Iran-Israele: come lo Stato Ebraico risponderà agli Ayatollah

Gli occhi del mondo sono puntati su Israele. Alleati e rivali si interrogano su quale sarà la contromossa dello Stato Ebraico all’attacco lanciato dall’Iran la notte tra il 13 e il 14 aprile. Tel Aviv sfrutterà l’occasione per ottenere pedine importanti a Gaza oppure risponderà al fuoco degli Ayatollah provocando un’escalation regionale? Gli scenari restano aperti e, come si usa dire, in Medioriente è sempre tutto possibile.

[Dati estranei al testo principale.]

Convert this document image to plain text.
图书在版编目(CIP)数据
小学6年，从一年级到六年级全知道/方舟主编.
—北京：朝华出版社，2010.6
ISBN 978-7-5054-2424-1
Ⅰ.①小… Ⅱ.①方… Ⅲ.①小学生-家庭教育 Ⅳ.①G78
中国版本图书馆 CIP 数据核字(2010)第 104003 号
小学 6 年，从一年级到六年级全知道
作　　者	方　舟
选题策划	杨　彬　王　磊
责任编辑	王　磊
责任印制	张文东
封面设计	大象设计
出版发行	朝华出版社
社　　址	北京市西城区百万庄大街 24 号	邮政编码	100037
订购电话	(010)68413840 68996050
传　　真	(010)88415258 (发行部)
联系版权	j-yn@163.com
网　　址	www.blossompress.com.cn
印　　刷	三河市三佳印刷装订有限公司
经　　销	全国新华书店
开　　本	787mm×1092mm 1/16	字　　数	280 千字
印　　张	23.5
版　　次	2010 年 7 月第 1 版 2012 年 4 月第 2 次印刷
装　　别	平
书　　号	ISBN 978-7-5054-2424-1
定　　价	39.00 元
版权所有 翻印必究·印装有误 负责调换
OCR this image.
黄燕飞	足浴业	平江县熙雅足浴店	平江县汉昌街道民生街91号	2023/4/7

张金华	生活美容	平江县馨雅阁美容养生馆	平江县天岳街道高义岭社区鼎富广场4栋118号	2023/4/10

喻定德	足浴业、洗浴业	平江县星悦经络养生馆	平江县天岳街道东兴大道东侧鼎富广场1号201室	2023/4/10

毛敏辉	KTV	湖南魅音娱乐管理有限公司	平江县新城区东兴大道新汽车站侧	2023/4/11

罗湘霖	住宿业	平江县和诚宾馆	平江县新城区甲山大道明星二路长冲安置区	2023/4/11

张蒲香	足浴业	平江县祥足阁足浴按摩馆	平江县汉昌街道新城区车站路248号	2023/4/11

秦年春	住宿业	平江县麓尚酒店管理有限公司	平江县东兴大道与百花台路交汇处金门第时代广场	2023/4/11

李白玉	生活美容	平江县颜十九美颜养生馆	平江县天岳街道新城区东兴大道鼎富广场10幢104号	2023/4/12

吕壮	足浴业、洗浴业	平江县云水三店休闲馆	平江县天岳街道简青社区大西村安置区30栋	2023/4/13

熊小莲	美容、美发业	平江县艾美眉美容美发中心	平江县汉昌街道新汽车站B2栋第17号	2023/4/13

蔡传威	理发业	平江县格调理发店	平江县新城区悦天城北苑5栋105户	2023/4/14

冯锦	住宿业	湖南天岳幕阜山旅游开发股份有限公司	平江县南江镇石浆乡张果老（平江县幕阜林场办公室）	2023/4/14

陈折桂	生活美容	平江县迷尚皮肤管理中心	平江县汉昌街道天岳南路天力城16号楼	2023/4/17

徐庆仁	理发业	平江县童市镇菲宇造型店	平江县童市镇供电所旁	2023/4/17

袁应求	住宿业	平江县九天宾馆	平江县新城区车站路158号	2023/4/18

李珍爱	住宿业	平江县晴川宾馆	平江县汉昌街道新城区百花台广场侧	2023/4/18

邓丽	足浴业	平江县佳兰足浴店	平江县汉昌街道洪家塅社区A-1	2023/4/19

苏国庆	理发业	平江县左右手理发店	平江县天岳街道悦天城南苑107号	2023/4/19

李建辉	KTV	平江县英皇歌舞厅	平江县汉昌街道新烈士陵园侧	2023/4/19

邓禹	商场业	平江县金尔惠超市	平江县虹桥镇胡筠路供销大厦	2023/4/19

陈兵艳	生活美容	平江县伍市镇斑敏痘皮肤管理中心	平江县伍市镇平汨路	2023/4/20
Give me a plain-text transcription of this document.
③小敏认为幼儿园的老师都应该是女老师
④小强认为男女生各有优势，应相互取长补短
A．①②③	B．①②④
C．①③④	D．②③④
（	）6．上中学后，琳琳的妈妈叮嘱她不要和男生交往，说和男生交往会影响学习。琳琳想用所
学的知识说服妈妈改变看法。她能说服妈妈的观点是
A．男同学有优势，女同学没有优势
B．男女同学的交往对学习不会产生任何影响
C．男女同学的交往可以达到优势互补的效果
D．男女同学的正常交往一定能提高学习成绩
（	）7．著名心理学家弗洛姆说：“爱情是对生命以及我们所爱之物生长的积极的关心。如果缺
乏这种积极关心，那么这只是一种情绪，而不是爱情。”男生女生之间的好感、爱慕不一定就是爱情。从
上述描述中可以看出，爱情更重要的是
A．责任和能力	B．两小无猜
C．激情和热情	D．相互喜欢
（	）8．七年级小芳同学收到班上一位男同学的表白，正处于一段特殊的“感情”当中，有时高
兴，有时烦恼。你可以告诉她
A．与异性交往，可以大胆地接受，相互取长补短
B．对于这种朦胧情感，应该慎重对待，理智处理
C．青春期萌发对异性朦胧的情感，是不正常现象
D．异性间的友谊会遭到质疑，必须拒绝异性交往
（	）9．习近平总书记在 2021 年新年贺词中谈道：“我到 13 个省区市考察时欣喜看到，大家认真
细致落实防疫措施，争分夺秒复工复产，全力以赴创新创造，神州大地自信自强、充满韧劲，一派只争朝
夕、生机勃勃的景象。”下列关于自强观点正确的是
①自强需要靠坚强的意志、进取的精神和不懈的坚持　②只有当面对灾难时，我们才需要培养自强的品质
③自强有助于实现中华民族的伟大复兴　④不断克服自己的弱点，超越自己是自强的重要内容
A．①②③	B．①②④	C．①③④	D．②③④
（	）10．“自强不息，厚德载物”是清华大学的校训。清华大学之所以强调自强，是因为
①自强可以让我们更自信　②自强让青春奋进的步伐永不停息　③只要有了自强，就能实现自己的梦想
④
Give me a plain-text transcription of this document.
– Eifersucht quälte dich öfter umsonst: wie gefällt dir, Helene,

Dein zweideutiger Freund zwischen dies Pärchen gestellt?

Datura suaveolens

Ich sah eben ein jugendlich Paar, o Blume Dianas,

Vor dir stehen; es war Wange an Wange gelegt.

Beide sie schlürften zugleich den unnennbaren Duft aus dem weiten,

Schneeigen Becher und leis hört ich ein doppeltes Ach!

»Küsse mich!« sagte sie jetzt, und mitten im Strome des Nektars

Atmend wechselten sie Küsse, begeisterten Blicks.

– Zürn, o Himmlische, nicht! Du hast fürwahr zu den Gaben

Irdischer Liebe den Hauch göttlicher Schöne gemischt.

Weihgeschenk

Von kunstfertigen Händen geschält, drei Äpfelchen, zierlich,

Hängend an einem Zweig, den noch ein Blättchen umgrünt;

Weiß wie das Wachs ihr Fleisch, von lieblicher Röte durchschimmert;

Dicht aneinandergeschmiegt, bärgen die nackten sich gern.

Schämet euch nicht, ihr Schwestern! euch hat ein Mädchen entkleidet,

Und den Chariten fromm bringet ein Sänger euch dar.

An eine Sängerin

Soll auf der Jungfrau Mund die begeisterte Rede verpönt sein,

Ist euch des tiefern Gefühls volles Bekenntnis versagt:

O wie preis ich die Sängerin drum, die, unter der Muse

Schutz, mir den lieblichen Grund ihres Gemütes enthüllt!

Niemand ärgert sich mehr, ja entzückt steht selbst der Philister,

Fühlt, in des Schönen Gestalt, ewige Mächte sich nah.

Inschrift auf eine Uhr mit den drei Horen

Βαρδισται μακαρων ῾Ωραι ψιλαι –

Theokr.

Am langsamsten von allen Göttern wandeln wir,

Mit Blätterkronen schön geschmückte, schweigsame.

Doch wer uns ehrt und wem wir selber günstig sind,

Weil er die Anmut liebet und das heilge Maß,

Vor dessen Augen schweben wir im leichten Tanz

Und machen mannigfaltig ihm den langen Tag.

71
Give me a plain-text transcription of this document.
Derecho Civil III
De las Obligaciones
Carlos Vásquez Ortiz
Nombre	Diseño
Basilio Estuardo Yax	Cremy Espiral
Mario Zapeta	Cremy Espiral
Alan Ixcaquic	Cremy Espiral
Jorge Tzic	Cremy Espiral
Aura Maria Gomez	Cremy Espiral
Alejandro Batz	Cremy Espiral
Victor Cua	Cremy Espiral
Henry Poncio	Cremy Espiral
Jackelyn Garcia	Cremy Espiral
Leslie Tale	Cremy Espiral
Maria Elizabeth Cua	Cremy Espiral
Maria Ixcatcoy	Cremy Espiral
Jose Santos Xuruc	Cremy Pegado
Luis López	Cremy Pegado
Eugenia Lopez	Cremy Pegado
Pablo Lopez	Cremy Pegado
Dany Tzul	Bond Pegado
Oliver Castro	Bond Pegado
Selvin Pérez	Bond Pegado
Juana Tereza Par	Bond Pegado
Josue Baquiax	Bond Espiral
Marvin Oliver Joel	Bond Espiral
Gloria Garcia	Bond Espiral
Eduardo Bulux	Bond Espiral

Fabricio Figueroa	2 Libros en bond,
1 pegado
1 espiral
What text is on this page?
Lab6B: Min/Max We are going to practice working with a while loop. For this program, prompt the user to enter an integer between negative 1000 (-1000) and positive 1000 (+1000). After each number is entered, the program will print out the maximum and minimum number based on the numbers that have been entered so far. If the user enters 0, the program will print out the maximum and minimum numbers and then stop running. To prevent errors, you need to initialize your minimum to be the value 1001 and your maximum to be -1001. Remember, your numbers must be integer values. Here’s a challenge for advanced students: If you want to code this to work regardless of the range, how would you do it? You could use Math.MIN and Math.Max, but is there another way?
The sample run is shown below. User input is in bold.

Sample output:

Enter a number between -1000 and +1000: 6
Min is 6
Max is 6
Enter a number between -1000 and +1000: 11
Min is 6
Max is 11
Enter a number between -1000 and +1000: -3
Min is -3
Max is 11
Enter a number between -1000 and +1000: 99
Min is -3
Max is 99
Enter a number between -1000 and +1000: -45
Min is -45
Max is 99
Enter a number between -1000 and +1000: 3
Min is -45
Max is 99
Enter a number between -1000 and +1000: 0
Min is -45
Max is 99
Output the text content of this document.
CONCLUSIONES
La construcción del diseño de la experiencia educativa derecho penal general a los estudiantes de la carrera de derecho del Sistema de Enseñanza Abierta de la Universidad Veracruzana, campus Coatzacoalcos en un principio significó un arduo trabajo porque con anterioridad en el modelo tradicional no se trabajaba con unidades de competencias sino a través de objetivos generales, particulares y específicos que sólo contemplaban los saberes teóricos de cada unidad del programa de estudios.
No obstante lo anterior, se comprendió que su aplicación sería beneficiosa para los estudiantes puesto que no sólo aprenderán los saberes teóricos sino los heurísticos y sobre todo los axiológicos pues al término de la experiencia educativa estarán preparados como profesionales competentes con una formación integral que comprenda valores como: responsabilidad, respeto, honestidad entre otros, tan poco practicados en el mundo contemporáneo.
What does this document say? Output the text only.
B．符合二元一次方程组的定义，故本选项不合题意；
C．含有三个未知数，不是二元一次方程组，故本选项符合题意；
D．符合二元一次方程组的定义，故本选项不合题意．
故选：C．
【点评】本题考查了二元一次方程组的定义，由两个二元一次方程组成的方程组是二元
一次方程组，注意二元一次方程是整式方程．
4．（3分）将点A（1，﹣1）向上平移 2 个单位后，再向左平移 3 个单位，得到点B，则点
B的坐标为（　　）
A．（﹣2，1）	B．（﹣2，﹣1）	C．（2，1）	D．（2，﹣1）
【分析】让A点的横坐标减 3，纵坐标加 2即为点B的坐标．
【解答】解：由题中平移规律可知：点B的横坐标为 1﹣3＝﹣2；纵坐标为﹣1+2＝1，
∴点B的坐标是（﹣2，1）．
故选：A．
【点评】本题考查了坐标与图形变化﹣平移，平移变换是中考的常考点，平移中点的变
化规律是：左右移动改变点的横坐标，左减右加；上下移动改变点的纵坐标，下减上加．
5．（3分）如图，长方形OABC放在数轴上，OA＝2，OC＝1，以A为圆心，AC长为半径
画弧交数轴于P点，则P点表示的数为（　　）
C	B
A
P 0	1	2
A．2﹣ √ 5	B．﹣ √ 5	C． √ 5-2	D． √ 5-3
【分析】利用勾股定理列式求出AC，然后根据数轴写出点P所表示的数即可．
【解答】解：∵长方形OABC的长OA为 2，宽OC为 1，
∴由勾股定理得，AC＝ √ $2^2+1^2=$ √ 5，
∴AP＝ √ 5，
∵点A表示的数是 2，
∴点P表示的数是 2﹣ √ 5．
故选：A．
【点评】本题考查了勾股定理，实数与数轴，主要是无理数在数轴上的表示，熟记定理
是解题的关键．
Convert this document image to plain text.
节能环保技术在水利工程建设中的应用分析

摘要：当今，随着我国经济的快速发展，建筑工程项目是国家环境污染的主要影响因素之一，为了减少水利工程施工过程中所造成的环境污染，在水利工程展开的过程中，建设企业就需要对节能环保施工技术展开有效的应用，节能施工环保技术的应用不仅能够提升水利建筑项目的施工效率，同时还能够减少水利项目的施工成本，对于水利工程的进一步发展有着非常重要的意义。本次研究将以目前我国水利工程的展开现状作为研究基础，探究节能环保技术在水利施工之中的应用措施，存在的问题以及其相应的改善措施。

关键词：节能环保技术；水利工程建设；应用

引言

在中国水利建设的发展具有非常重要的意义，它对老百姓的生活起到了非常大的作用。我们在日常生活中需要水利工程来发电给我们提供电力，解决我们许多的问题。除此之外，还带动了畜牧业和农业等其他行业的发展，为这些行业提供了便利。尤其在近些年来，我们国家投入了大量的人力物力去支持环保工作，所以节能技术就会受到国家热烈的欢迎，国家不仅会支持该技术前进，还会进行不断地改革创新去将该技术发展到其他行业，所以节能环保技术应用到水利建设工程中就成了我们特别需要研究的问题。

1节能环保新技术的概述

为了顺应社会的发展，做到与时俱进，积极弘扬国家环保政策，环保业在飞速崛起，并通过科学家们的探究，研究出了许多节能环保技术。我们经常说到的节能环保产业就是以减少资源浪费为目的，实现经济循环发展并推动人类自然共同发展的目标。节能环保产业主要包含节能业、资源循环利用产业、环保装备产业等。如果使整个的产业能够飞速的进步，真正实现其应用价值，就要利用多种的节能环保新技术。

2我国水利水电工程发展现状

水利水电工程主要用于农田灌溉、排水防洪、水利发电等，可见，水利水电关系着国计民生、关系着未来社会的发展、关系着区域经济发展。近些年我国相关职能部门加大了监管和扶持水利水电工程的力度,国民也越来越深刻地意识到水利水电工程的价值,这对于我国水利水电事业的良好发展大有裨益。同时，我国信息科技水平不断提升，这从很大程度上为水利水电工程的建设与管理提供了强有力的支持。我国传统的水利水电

I retroscena del gabinetto di guerra

Domenica 14 aprile il Gabinetto di guerra israeliano non ha raggiunto una decisione sulla risposta all’attacco iraniano. I cinque ministri del comitato si sono riuniti per tre ore alla Matcal Tower di Tel Aviv, la storica sede del ministero della Difesa ebraico. Sullo sfondo, a pesare come un macigno, le pressioni degli Stati Uniti. Joe Biden è stato perentorio: per Netanyahu è meglio accontentarsi perché se Israele contrattaccherà, Washington non supporterà l’iniziativa.

Secondo il media Israel Hayom, nonostante il mancato accordo, i ministri sarebbero propensi alla ritorsione. Ipotesi confermata anche dall’agenzia Reuters, secondo cui il trio Netanyahu-Gantz-Gallant è d’accordo a una risposta contro Teheran, ma diviso sul quando e sulla portata.

Dalle indiscrezioni è emerso, intanto, un dettaglio sulla riunione convocata la notte dell’attacco. Secondo il Times of Israel, il ministro del gabinetto di guerra Benny Gantz e il suo collega di partito Gadi Eisenkot avrebbero entrambi proposto di attaccare Teheran tempestivamente mentre l’attacco degli Ayatollah era in corso. All’idea si sarebbero opposti fermamente Benjamin Netanyahu, Yoav Gallant e il capo delle IDF Herzi Halevi, soprattutto perché attivare la risposta durante la contraerea poteva essere controproduttivo.

Il Gabinetto di guerra israeliano. In ordine, Benjamin Netanyahu, Benny Gantz e Yoav Gallant.

La situazione è rientrata poche ore dopo, quando Israele ha appurato di essersi difeso in maniera più che esemplare limitando al minimo i danni. È in quel momento che arriva il colloquio telefonico tra Biden e Netanyahu e l’idea di una risposta immediata viene messa da parte.

Domenica mattina, emerge una strada alternativa. Il ministro degli esteri Israel Katz ha rilasciato una comunicazione ufficiale in cui ha difeso il diritto di Israele a difendersi e la necessita di punire Teheran. E il prezzo iniziale indicato dal ministro  sarebbe il riconoscimento delle guardie rivoluzionarie come un organizzazione terroristica, insieme a nuove sanzioni, soprattutto sul programma di missili balistici.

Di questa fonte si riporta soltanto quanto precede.